Stepping in briefly from vacation to celebrate Love, Simon. This review was originally published in Nathaniel's column at Towleroad.

Vanilla is a delicious flavor. Especially if you’re in the right mood for it. Loving vanilla doesn’t mean you can’t love more daring or less common flavors. But you deserve a good scoop of vanilla on occasion. The best thing that can be said of Love, Simon — and this is stronger praise than it sounds — is that it’s very vanilla. Imagine a cross between classic rom-coms like Sleepless in Seattle and Never Been Kissed and then just flip it a teensy-tiny bit until it’s gay. Not queer, mind you; we’re going for vanilla.

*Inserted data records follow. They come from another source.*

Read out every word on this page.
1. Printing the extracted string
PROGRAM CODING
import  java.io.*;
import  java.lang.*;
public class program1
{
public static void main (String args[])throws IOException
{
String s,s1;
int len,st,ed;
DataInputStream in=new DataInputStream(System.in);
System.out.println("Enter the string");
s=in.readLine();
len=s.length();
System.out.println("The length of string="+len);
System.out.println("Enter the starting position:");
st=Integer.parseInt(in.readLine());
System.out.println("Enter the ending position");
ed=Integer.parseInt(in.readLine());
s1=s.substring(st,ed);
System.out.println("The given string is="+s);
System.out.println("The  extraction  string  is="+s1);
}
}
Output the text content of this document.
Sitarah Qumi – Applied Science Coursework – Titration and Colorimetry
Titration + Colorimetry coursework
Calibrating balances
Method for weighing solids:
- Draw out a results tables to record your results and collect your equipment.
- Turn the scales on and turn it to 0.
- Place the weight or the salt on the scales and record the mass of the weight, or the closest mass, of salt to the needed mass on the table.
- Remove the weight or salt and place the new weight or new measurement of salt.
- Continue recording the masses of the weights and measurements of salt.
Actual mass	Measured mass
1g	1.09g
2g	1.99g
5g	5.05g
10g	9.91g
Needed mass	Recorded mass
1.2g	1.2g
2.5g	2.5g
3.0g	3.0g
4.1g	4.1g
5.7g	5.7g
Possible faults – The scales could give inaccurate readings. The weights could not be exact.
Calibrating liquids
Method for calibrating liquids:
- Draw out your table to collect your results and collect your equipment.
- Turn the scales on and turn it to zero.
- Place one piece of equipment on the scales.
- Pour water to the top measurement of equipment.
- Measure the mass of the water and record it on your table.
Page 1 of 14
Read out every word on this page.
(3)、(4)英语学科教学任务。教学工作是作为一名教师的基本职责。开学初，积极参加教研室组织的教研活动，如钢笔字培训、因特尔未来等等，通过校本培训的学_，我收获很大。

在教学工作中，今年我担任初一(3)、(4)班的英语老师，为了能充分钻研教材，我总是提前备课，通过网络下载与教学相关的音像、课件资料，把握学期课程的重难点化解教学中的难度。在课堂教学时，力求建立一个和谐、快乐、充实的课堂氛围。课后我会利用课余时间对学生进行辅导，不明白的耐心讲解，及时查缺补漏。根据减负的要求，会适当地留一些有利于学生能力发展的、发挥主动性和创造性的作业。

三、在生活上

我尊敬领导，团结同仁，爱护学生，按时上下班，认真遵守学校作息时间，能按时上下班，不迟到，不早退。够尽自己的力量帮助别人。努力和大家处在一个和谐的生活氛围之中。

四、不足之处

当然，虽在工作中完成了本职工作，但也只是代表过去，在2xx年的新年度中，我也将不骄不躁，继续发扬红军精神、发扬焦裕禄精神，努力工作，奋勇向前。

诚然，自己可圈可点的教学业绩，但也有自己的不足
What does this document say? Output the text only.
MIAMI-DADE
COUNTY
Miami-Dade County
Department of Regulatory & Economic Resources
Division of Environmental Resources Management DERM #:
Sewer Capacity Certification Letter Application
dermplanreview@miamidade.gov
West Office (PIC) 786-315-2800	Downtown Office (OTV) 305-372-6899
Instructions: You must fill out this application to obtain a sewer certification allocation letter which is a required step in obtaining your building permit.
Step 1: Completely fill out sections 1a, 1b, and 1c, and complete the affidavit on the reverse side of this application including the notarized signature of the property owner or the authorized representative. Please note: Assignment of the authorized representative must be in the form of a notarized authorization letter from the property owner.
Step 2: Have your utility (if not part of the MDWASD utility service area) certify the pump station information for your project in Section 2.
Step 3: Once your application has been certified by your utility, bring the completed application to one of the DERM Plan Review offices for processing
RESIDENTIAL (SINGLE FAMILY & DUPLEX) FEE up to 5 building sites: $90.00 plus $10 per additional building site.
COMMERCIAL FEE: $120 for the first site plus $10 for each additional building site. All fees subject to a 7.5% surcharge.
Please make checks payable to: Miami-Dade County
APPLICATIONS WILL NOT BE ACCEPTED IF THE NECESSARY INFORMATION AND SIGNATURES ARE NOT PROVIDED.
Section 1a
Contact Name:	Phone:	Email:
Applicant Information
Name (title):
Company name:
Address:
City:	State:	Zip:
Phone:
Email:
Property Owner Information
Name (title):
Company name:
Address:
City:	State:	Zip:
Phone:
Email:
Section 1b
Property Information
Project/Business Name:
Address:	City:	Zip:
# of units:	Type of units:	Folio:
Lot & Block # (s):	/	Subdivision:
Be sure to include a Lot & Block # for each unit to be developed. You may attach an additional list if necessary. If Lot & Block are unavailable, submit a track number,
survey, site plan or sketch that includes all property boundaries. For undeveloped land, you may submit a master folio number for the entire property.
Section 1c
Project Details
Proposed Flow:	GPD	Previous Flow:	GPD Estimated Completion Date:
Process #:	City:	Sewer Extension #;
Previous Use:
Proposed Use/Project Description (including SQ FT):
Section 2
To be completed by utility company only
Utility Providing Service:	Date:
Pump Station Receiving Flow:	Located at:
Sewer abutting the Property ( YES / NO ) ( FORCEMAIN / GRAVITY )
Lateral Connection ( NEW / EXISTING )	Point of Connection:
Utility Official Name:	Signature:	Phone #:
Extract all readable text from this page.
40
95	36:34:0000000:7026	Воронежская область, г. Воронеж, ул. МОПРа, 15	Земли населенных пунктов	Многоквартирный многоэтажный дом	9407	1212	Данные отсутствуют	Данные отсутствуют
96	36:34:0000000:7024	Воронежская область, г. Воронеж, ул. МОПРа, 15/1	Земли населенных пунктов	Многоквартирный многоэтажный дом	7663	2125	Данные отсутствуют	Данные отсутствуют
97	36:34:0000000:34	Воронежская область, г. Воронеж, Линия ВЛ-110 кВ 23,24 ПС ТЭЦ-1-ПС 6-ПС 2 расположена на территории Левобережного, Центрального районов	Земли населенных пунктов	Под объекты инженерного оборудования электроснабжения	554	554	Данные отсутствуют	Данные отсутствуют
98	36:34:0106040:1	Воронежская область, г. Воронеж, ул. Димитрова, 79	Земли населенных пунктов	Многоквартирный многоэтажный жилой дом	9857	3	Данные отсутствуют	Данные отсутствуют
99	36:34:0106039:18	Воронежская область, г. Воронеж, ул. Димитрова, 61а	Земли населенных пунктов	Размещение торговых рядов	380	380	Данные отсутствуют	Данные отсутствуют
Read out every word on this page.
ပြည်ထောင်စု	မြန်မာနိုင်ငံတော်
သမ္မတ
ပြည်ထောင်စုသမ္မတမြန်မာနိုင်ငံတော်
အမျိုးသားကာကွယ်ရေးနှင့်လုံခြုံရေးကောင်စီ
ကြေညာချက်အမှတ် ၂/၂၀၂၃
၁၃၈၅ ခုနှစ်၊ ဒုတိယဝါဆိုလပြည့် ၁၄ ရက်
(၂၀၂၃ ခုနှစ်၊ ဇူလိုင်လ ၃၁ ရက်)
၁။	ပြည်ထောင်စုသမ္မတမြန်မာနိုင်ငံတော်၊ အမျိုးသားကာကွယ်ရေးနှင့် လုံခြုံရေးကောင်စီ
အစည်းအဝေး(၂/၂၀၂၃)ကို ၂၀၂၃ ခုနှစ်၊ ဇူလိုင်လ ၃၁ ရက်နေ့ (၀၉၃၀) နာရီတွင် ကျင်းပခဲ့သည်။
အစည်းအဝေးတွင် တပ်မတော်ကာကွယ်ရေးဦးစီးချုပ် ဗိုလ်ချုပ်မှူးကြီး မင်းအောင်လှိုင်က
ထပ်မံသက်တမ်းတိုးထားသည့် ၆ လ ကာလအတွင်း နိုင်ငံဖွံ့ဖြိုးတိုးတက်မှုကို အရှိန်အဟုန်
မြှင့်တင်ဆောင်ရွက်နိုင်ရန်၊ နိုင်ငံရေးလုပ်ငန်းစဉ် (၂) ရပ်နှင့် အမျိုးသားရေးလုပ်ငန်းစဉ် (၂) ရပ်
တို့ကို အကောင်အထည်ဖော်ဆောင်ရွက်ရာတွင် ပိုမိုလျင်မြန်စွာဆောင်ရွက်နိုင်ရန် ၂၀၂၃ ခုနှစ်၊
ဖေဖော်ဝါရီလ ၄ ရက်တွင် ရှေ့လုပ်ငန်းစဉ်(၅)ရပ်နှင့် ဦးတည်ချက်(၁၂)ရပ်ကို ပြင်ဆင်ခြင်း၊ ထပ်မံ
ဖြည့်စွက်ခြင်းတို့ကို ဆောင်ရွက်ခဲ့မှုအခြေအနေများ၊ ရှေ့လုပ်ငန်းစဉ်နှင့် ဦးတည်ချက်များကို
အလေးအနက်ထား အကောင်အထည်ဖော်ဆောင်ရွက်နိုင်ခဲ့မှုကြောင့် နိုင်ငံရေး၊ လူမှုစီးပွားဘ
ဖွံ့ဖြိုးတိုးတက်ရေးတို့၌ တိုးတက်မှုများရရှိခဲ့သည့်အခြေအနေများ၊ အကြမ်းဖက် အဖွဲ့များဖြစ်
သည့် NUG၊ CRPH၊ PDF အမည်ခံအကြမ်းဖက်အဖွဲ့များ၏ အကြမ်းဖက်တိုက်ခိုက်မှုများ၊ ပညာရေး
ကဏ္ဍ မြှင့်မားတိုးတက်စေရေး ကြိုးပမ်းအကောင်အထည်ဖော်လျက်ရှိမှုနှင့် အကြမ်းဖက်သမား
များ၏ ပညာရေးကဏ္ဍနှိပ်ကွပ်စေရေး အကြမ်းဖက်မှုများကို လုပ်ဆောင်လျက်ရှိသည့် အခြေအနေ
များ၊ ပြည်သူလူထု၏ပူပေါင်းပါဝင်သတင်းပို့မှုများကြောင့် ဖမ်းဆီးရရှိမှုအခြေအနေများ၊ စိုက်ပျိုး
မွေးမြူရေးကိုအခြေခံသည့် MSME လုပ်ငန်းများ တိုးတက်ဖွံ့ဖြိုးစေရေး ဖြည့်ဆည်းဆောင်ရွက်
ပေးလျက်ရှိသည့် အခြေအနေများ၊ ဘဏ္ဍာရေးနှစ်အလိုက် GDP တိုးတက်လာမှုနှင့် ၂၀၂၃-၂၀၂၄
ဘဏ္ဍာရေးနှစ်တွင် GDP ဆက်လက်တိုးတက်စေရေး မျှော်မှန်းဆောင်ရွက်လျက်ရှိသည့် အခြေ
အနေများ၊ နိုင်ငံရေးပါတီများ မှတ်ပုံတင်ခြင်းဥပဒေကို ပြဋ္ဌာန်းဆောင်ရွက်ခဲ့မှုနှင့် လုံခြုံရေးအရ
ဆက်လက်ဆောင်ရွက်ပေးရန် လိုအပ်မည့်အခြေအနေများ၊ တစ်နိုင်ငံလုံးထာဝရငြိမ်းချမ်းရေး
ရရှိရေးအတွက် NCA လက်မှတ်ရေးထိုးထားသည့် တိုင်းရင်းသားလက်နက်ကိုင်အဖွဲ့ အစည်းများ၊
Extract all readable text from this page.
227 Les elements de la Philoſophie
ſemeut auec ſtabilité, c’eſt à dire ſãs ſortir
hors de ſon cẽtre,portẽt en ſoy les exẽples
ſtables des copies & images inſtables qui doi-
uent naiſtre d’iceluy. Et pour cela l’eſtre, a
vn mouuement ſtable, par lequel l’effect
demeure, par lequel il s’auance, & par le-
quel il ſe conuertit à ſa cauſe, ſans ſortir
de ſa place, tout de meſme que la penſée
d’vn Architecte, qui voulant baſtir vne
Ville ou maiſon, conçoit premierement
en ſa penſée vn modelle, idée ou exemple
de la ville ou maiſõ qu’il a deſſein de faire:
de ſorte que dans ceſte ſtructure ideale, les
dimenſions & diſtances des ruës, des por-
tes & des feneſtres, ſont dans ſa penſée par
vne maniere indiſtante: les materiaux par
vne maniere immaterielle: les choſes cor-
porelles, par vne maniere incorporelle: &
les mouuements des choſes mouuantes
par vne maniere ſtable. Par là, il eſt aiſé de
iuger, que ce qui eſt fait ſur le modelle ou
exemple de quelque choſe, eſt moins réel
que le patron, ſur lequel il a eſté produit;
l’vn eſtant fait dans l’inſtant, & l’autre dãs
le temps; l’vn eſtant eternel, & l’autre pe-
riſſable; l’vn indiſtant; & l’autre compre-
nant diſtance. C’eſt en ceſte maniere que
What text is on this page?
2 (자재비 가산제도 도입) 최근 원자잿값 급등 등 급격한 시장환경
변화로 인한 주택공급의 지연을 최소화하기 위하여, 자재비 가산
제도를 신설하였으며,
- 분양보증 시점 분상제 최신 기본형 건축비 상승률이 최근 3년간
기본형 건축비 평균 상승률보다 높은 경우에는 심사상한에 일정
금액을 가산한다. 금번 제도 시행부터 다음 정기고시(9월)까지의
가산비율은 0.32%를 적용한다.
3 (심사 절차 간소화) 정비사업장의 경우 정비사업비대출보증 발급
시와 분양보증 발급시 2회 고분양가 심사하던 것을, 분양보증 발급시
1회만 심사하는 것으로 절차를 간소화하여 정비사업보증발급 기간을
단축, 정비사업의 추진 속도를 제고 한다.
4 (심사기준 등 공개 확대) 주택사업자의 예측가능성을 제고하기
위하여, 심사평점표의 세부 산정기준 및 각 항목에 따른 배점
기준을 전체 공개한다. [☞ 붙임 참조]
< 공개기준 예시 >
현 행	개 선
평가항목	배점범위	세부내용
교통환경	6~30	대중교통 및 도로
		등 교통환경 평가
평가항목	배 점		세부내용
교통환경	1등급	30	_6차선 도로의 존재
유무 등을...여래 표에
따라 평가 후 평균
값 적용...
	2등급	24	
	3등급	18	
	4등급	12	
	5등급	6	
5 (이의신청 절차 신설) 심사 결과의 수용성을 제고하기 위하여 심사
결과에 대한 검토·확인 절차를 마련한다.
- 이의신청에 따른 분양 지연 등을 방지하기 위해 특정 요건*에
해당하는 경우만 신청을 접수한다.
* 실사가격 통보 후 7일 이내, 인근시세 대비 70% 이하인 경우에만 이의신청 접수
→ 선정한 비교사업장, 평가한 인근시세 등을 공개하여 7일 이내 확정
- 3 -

Love, Simon, the new film directed by gay TV power-producer Greg Berlanti (Flash, RiverdaleBrothers & Sisters, etcetera), is based on the novel “Simon vs. The Homo-Sapiens Agenda”. Though the novel’s title (I haven’t read it) suggests something less pro-heteronormativity, the film version is quite happy with assimilation. The only thing about Simon (Jurassic World’s Nick Robinson) that “reads” as gay or at all discomfited by his suburban nuclear family life is his inner monologue in which he tells us about his “huge-ass secret”...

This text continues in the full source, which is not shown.